Garanto a você que não há qualquer intenção
de sarcasmo! Eu realmente gostaria de saber se este encontro tenciona
ser acidental. Tal como está agora, Vargas pára seu carro
aparentemente porque Susan subitamente quer fazer amor, ou pelo menos
em deferência a um clima amoroso, ou talvez como uma indicação
de própria reação ansiosa de Vargas a este clima...

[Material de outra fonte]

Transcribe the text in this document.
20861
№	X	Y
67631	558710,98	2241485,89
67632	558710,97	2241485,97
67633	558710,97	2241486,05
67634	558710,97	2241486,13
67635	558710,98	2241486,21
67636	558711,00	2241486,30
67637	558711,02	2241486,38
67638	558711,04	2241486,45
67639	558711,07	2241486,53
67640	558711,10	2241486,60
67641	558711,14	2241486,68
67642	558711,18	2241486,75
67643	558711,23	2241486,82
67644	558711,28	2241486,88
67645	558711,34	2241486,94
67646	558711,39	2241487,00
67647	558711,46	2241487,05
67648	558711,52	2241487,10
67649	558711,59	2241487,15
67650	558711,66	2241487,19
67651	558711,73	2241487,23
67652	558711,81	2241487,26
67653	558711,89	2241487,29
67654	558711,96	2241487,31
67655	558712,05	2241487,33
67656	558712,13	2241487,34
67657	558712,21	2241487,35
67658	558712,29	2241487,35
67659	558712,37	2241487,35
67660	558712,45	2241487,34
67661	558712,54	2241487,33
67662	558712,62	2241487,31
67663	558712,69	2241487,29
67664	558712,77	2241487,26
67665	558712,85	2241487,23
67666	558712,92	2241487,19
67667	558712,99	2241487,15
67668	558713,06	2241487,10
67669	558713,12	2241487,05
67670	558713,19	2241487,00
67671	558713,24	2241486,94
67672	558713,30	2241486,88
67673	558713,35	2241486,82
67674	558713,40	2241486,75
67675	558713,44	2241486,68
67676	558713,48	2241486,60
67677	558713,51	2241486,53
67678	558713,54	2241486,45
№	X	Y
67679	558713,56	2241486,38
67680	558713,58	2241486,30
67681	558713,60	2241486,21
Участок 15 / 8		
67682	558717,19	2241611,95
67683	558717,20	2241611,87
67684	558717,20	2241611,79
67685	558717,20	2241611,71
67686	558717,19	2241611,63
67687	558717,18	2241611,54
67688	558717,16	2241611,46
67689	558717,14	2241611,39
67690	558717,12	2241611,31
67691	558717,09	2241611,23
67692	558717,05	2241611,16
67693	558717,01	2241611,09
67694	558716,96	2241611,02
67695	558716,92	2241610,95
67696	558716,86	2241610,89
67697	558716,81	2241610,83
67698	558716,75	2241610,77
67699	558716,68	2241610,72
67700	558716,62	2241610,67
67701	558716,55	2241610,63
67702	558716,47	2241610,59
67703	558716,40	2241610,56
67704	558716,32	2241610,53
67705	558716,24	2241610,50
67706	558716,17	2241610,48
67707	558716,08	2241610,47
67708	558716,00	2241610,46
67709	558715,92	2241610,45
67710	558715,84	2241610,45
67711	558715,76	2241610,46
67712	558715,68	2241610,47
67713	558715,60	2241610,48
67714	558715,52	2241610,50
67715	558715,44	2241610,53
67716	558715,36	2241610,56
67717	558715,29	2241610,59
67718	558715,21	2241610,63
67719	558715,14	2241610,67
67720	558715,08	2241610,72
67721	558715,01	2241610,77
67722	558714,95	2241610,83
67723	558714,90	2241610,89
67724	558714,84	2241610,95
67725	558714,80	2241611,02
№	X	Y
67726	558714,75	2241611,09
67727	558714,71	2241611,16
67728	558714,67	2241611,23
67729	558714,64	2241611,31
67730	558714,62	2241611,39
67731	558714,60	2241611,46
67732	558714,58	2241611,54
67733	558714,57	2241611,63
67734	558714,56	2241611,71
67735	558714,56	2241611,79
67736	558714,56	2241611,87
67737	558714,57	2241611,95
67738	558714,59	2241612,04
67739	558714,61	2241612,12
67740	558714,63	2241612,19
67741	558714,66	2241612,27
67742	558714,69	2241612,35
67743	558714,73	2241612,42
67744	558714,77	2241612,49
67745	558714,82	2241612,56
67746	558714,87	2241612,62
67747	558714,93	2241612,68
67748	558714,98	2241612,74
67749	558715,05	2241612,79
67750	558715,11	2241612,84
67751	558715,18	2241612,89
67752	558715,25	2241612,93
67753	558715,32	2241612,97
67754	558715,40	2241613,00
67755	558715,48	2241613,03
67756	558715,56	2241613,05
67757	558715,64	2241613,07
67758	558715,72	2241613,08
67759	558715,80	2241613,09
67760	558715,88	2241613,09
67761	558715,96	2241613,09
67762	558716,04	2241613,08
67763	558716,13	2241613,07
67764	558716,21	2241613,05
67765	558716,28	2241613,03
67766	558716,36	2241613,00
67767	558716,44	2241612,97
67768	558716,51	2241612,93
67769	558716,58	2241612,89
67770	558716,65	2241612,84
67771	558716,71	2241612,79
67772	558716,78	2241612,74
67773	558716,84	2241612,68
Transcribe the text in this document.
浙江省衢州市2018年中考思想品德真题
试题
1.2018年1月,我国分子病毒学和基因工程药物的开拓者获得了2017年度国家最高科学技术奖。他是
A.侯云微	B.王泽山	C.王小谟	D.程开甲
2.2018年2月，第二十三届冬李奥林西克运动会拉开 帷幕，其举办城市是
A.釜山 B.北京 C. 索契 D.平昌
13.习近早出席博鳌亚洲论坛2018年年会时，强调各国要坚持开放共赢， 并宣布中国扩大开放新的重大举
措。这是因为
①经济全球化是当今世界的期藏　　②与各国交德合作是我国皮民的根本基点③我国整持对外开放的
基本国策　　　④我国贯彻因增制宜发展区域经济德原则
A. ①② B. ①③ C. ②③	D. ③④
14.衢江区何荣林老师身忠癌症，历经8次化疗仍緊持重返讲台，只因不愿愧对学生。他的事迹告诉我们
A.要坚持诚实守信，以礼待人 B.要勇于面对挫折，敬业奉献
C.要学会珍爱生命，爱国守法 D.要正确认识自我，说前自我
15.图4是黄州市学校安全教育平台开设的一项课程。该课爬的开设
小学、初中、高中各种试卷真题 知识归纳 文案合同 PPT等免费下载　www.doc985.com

Ora isto levanta um ponto incidental: se o propósito aqui é
aumentar o interesse sexual, por que não terminar a cena no beijo,
com o carro de polícia interrompendo o abraço (como está
na versão original)? Se continuarmos com o negócio dos carinhos,
até o efeito que ela descobre que pode dormir para sempre no ombro
do marido (e incluindo a fala de Susan), - certamente a sensualidade é
banida em favor da soneca. Isto nos leva de volta à questão
realmente importante do porquê Vargas parou antes de tudo. Nada
em sua atitude demonstra a menor indicação de que esta é
uma parte da estrada favorável a seu encontro com Quinlan. Pelo
contrário, todo o negócio dos carros pararem sugere agora
uma decisão repentina. Eu honestamente não sei se foi esta
a intenção; certamente não há nada a ser dito
contra. Pode até, de fato, ser mais simpática que a versão
anterior, mas então nos confrontamos com o problema do carro de
polícia chegando, por assim dizer, do nada. Se nenhum encontro
foi marcado, este parece ser um canto do deserto bem fora-de-mão
para um encontro casual dos dois carros. Talvez possamos supor que eles
consentiram, de um modo geral, em encontrar-se em algum lugar desta estrada
em particular. Se é assim, por que não adicionar alguma
fala de Vargas (enquanto ele está de costas assistindo à
chegada do carro de polícia) que poderia deixar isto claro?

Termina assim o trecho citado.